You pick a card at random without putting the 1st card back you pick a second card at random what is the probability of picking a 7 then picking a number greater than 7cards: 7,8,9

Answer 1

The probability of 2 consecutive events is the product of the probability of the single events.

The probability of an single event A is the quotient of the number of favorable outcomes to A and the total number of outcomes.

First, let's calculate the probability of picking a 7.

Favorable outcome: 7

Number of favorable outcomes: 1

Total possible outcomes: 7, 8, 9

Number of total outcomes: 3

Then, the probability is of picking a 7:

`P(picking\text{ }a\text{ }7)=(1)/(3)`

Second let's calculate the probability that the second card is greater than 7, without putting the first card back.
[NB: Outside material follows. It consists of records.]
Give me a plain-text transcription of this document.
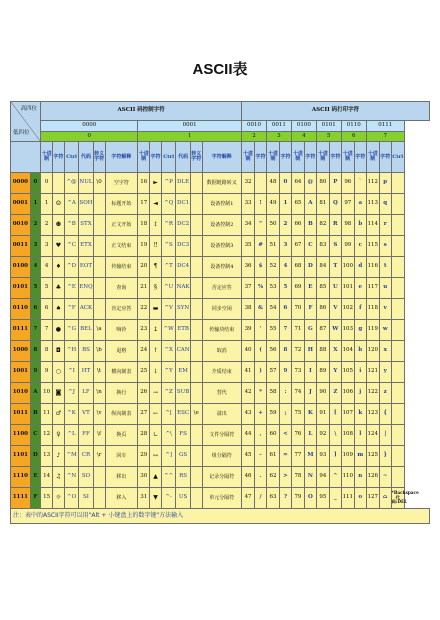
ASCII表
高四位
低四位		ASCII 码控制字符												ASCII 码打印字符												
		0000						0001						0010		0011		0100		0101		0110		0111		
		0						1						2		3		4		5		6		7		
		十进制	字符	Ctrl	代码	转义字符	字符解释	十进制	字符	Ctrl	代码	转义字符	字符解释	十进制	字符	十进制	字符	十进制	字符	十进制	字符	十进制	字符	十进制	字符	Ctrl
0000	0	0		^@	NUL	\0	空字符	16	►	^P	DLE		数据链路转义	32		48	0	64	@	80	P	96	`	112	p	
0001	1	1	☺	^A	SOH		标题开始	17	◄	^Q	DC1		设备控制1	33	!	49	1	65	A	81	Q	97	a	113	q	
0010	2	2	☻	^B	STX		正文开始	18	↕	^R	DC2		设备控制2	34	"	50	2	66	B	82	R	98	b	114	r	
0011	3	3	♥	^C	ETX		正文结束	19	‼	^S	DC3		设备控制3	35	#	51	3	67	C	83	S	99	c	115	s	
0100	4	4	♦	^D	EOT		传输结束	20	¶	^T	DC4		设备控制4	36	$	52	4	68	D	84	T	100	d	116	t	
0101	5	5	♣	^E	ENQ		查询	21	§	^U	NAK		否定应答	37	%	53	5	69	E	85	U	101	e	117	u	
0110	6	6	♠	^F	ACK		肯定应答	22	▬	^V	SYN		同步空闲	38	&	54	6	70	F	86	V	102	f	118	v	
0111	7	7	●	^G	BEL	\a	响铃	23	↨	^W	ETB		传输块结束	39	'	55	7	71	G	87	W	103	g	119	w	
1000	8	8	◘	^H	BS	\b	退格	24	↑	^X	CAN		取消	40	(	56	8	72	H	88	X	104	h	120	x	
1001	9	9	○	^I	HT	\t	横向制表	25	↓	^Y	EM		介质结束	41	)	57	9	73	I	89	Y	105	i	121	y	
1010	A	10	◙	^J	LF	\n	换行	26	→	^Z	SUB		替代	42	*	58	:	74	J	90	Z	106	j	122	z	
1011	B	11	♂	^K	VT	\v	纵向制表	27	←	^[	ESC	\e	溢出	43	+	59	;	75	K	91	[	107	k	123	{	
1100	C	12	♀	^L	FF	\f	换页	28	∟	^\	FS		文件分隔符	44	,	60	<	76	L	92	\	108	l	124	|	
1101	D	13	♪	^M	CR	\r	回车	29	↔	^]	GS		组分隔符	45	-	61	=	77	M	93	]	109	m	125	}	
1110	E	14	♫	^N	SO		移出	30	▲	^^	RS		记录分隔符	46	.	62	>	78	N	94	^	110	n	126	~	
1111	F	15	☼	^O	SI		移入	31	▼	^-	US		单元分隔符	47	/	63	?	79	O	95	_	111	o	127	⌂	*Backspace 代码:DEL
注：表中的ASCII字符可以用"Alt + 小键盘上的数字键"方法输入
If the first card was 7, we have the options now: 8, 9.

Favorable outcome: 8, 9

Number of favorable outcomes: 2

Total possible outcomes: 8, 9

Number of total outcomes: 2

Then, the probability is of picking a number greater than 7:

`P(picking\text{ }a\text{ number greater than }7)=(2)/(2)=1`

Finally, let's calculate the probability of picking a 7 and then picking a number greater than 7​ (without putting the first card back).

`\begin{gathered} P=(1)/(3)*1 \\ P=(1)/(3) \end{gathered}`

Answer: The probability is 1/3.